Harrison Burns’ artist statement:
“I loose the literal television image through the process from slide to stencil to canvas. The time lapse helps. By the time I put the stencil on the canvas I no longer remember its origin. I am only with color. It is becoming a painting not a reproduction of a television image.
Horror, science fiction and political images continue to enthrall me. It’s the exaggeration that impels me, I think. A certain but general paranoia is involved as well as darkness. It is a darkness and mystery that we locate in Goya’s last works. How exciting “to see a giant spider on the side of a skyscraper”. For example, it is surrealistic. Could this also be a symbol of Red China, Russia, Communism, Nixon, conservative right wingers, etc – deep-seeded fears or is it even more cosmic.
I want to “draw-out” a universality from the images I choose to paint. Is there a television iconography?
The television image, as a basis, gives me a greater range in which to wander and explore. It is non-inhibitive in terms of color, form, light and space. I resist anything that predicates any other system.

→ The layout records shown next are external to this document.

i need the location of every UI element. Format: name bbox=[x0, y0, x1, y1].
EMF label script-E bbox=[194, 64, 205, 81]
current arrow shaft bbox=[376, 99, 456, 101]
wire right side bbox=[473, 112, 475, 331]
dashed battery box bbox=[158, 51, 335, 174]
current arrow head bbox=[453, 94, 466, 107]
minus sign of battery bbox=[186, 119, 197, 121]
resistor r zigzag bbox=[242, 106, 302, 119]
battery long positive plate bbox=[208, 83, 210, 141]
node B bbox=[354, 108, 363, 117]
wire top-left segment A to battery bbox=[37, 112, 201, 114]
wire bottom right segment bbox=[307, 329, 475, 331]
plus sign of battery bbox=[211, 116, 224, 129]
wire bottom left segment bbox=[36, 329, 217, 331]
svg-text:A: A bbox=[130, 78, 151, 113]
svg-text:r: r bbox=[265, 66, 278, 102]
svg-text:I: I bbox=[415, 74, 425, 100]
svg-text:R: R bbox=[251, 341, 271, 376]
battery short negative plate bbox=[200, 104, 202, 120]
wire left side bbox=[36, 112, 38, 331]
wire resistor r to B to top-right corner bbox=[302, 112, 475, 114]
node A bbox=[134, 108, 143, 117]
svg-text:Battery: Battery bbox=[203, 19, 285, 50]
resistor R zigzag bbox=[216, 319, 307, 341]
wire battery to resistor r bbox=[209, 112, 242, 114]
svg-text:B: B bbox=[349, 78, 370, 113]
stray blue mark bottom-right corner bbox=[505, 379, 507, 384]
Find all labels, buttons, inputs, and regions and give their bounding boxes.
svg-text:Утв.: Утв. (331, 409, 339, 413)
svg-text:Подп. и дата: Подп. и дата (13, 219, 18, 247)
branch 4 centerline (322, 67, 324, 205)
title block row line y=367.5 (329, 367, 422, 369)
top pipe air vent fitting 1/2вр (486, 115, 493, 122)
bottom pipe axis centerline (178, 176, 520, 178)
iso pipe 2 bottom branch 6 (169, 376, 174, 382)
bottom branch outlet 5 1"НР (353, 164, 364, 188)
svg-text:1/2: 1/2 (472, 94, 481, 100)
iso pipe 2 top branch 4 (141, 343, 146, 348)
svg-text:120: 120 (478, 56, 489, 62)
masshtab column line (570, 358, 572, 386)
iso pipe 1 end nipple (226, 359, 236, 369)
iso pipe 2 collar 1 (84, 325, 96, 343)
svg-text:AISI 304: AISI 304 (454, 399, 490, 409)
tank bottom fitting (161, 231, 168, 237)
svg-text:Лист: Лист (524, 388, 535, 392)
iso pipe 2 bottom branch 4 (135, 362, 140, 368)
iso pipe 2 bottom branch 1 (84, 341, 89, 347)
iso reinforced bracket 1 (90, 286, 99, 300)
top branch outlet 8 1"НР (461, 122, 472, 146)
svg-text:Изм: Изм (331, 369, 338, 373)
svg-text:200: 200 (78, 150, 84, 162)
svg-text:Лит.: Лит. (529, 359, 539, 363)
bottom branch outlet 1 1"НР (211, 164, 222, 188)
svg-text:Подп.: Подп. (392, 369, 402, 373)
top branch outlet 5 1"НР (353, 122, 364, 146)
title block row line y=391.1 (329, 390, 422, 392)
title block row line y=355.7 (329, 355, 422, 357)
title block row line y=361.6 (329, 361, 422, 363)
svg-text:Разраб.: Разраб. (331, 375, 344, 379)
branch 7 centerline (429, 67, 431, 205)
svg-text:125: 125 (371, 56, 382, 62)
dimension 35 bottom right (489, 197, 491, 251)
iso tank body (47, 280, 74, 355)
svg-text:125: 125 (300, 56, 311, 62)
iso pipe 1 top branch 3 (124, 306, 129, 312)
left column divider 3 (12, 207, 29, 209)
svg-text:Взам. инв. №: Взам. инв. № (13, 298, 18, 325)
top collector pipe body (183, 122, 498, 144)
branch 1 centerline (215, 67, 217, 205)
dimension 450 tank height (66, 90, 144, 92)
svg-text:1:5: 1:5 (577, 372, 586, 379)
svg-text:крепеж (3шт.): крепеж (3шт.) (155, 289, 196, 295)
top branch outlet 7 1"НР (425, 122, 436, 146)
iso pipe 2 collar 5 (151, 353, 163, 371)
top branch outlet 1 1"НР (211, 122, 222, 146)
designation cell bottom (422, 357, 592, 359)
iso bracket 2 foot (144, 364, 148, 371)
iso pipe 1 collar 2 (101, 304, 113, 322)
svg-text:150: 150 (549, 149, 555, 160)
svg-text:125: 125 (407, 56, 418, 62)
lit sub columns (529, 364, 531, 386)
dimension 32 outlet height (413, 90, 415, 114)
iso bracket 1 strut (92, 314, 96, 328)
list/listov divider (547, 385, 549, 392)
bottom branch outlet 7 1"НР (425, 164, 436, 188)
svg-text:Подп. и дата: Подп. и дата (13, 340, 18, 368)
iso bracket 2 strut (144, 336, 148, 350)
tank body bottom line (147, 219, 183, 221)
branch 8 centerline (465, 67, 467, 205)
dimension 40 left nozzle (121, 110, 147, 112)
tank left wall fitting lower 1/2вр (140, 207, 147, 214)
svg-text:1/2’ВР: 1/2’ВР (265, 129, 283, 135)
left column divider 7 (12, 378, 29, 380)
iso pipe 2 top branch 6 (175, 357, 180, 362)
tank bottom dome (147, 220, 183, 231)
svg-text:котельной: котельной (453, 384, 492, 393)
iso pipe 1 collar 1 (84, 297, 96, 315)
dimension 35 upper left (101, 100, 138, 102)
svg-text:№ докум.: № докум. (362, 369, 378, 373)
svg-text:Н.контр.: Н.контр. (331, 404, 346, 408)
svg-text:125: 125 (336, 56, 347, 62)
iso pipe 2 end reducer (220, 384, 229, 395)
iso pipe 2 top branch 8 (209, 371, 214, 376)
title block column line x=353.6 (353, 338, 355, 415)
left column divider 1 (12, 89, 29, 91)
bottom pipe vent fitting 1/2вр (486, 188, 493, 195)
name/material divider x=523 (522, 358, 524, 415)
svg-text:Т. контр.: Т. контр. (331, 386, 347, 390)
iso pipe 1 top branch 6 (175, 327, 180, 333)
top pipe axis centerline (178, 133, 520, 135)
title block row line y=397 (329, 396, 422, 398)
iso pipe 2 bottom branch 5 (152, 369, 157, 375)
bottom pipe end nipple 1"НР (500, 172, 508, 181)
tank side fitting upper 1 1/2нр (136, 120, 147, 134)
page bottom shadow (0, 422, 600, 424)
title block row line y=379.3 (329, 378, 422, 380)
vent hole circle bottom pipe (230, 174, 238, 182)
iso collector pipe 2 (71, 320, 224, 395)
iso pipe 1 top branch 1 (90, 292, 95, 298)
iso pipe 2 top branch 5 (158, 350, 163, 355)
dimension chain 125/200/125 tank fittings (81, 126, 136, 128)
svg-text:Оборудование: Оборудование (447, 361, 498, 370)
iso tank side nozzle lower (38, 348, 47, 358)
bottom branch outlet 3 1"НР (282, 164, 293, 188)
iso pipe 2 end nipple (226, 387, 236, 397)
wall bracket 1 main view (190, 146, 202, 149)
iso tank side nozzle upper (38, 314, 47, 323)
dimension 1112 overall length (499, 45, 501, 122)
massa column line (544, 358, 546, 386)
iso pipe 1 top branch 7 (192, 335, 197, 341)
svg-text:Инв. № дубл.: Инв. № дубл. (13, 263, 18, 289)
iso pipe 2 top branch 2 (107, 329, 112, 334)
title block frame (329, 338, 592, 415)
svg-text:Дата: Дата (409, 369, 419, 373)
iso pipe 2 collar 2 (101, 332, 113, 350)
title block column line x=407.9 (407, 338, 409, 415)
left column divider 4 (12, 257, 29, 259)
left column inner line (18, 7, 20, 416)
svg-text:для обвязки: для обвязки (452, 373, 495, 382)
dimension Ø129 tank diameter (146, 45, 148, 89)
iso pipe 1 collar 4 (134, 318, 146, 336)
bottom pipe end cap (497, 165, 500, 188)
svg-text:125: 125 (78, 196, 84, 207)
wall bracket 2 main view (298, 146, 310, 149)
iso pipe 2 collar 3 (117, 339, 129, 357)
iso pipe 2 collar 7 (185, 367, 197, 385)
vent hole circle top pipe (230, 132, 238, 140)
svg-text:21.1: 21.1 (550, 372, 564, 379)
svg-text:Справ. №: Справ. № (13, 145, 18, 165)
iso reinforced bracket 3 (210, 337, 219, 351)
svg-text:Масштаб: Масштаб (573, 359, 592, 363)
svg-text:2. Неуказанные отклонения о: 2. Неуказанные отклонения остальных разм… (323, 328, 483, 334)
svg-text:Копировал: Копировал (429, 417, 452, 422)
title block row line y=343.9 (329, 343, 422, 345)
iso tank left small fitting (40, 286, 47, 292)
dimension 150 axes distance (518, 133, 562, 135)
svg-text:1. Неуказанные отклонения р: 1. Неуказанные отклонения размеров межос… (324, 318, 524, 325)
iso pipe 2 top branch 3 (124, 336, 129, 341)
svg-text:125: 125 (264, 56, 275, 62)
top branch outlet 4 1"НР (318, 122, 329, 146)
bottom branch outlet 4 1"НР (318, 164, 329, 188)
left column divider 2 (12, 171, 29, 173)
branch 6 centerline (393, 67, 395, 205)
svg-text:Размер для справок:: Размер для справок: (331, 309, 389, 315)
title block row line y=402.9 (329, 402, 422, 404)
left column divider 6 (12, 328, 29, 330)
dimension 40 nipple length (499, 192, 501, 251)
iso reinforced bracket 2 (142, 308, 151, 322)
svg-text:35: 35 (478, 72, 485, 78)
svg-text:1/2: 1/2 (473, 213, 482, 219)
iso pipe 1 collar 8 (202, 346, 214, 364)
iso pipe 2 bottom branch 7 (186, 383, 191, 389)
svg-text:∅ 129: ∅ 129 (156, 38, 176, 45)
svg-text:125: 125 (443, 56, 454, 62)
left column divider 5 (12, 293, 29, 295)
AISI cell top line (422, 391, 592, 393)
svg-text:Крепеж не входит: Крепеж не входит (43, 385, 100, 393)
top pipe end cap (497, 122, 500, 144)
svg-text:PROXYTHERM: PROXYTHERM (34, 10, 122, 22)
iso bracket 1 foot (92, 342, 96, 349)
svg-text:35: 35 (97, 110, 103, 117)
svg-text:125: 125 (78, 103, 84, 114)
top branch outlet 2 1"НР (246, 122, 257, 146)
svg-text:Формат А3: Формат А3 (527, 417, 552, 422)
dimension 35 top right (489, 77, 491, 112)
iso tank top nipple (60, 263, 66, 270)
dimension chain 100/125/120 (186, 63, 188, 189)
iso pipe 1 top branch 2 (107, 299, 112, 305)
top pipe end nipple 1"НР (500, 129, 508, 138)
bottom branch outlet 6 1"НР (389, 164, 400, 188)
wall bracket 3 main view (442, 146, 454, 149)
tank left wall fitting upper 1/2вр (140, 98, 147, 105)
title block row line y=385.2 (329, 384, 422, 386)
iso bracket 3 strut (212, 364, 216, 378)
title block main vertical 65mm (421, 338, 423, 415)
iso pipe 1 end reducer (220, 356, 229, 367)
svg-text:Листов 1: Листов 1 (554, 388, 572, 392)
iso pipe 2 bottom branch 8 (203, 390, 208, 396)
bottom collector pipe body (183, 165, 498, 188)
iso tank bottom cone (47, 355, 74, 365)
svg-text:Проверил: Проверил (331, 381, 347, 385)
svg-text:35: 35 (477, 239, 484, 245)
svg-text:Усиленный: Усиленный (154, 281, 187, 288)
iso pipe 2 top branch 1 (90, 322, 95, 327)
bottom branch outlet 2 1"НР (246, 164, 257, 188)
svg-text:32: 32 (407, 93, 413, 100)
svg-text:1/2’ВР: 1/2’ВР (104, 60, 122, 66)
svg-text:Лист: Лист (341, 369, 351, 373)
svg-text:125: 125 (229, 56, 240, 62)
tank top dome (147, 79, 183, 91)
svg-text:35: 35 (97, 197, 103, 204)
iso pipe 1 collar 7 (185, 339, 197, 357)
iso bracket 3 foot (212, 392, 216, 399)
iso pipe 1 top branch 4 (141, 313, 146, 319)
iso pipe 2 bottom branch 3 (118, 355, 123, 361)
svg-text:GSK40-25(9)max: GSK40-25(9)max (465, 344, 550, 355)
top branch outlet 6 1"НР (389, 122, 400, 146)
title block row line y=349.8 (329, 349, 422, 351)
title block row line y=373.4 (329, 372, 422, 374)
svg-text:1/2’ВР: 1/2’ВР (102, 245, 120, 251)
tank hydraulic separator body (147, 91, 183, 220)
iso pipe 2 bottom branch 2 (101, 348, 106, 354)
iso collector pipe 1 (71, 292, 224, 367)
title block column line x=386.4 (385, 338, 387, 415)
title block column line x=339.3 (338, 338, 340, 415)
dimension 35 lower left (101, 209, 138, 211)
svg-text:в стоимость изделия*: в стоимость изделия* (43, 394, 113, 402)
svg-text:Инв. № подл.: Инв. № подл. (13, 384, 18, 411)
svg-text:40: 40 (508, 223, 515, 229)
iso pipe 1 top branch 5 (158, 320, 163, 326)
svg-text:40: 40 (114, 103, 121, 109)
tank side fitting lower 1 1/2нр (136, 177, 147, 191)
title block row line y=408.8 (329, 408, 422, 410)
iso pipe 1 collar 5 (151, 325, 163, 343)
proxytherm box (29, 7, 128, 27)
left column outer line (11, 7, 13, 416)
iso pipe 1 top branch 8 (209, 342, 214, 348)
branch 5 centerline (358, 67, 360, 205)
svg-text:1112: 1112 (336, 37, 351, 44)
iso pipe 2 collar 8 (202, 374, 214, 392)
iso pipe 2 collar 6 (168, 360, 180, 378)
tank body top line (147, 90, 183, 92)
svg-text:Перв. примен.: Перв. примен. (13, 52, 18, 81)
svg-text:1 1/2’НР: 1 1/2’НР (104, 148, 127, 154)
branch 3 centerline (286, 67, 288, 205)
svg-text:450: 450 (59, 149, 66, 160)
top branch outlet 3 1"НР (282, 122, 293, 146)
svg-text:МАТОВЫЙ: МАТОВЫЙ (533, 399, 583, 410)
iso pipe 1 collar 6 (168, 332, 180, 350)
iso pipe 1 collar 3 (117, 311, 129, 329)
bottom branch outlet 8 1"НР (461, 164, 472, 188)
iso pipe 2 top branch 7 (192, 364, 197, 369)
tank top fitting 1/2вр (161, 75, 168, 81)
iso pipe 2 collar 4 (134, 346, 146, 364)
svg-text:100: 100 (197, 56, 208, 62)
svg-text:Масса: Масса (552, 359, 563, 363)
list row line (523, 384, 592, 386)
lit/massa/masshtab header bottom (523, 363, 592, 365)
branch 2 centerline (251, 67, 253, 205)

I often feel the magic in the television image. I find in it a peculiar and mystical quality.
The television image has an inherent universality.
Through the manner in which I paint, there is a certain distance to color. With this distance I have more control with color and therefore, at times, achieve brilliant color relationships. I revel in color. Using color is a celebration.
I continually return to grays. I have a keen sensitivity to tonality. This, I’m sure, is because of my color confusions (the red/green spectrum). Although this problem rarely impairs my color use. Using grays, though, seems to “ground” my forms – this is good – like building a foundation, a basis.
I often remember Goya’s Horror of War series. My painting “Executions in Iran” is my homage to Goya’s “5th of May” painting. It is just updated and in my style. Horror images in some strange, exaggerated and abstracted manner mirror the good and evil in man. What is monstrous?
I enjoy taking an image, such as my “Piédad” and do, systematically, a distinctly different painting of the same image with every range of gray, blue, yellow, red, green, purple and orange. Then I take each a step further by blurring, splitting, fragmenting and abstracting the image. Somehow finishing the series making collages with the very materials that made the paintings creates a finality, a cycle.”